Essas palavras são de Mahommah Gardo Baquaqua, ex-escravizado que nasceu na África Ocidental, no atual Benin, veio em um navio negreiro até o Brasil e, em Pernambuco, serviu de escravo a um padeiro. O ano era 1845. Dois anos depois, ele escapou. Um entre milhões de negros trazidos para as Américas, sua vida está documentada no livro Biografia de Mahommad Gardo Baquaqua (Ed. Uirapuru), publicado em 1854 nos Estados Unidos, em inglês – e que só em 13 de maio de 2017 ganhou versão em português.
Um dos poucos relatos da época contado nas palavras de um negro que foi escravo no Brasil, a biografia descreve em detalhes os usos e costumes, as estruturas familiares e os hediondos castigos infligidos aos escravizados no país – compondo o que o tradutor e organizador do livro, Lucciani Furtado, chama de “uma cosmologia do desespero”.
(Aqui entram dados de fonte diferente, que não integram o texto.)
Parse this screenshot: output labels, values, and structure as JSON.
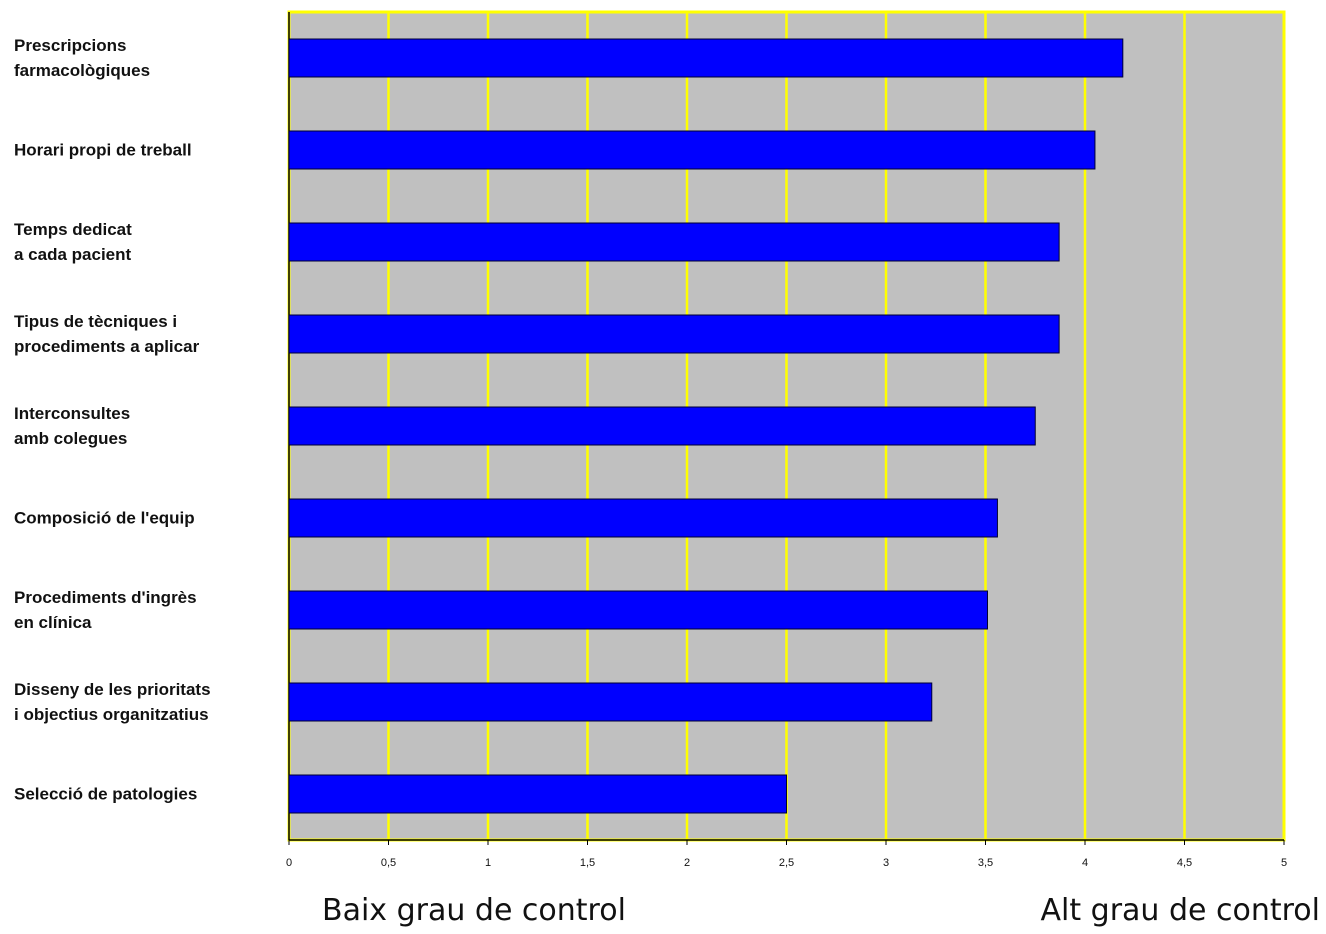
{
  "chart_data": {
    "type": "barh",
    "categories": [
      "Prescripcions\nfarmacològiques",
      "Horari propi de treball",
      "Temps dedicat\na cada pacient",
      "Tipus de tècniques i\nprocediments a aplicar",
      "Interconsultes\namb colegues",
      "Composició de l'equip",
      "Procediments d'ingrès\nen clínica",
      "Disseny de les prioritats\ni objectius organitzatius",
      "Selecció de patologies"
    ],
    "values": [
      4.19,
      4.05,
      3.87,
      3.87,
      3.75,
      3.56,
      3.51,
      3.23,
      2.5
    ],
    "color": "#0000ff",
    "xlim": [
      0,
      5
    ],
    "xticks": [
      0,
      {
        "value": 0.5,
        "label": "0,5"
      },
      1,
      {
        "value": 1.5,
        "label": "1,5"
      },
      2,
      {
        "value": 2.5,
        "label": "2,5"
      },
      3,
      {
        "value": 3.5,
        "label": "3,5"
      },
      4,
      {
        "value": 4.5,
        "label": "4,5"
      },
      5
    ],
    "grid": true,
    "grid_color": "#ffff00",
    "plot_background": "#c0c0c0",
    "annotations": [
      "Baix grau de control",
      "Alt grau de control"
    ]
  }
}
“Fomos arremessados, nus, porão adentro, os homens apinhados de um lado, e as mulheres de outro. O porão era tão baixo que não podíamos ficar de pé, éramos obrigados a nos agachar ou nos sentar no chão. Noite e dia eram iguais para nós, o sono nos sendo negado devido ao confinamento de nossos corpos.” Comida e bebida eram escassos na viagem, havendo dias em que os escravos não ingeriam absolutamente nada.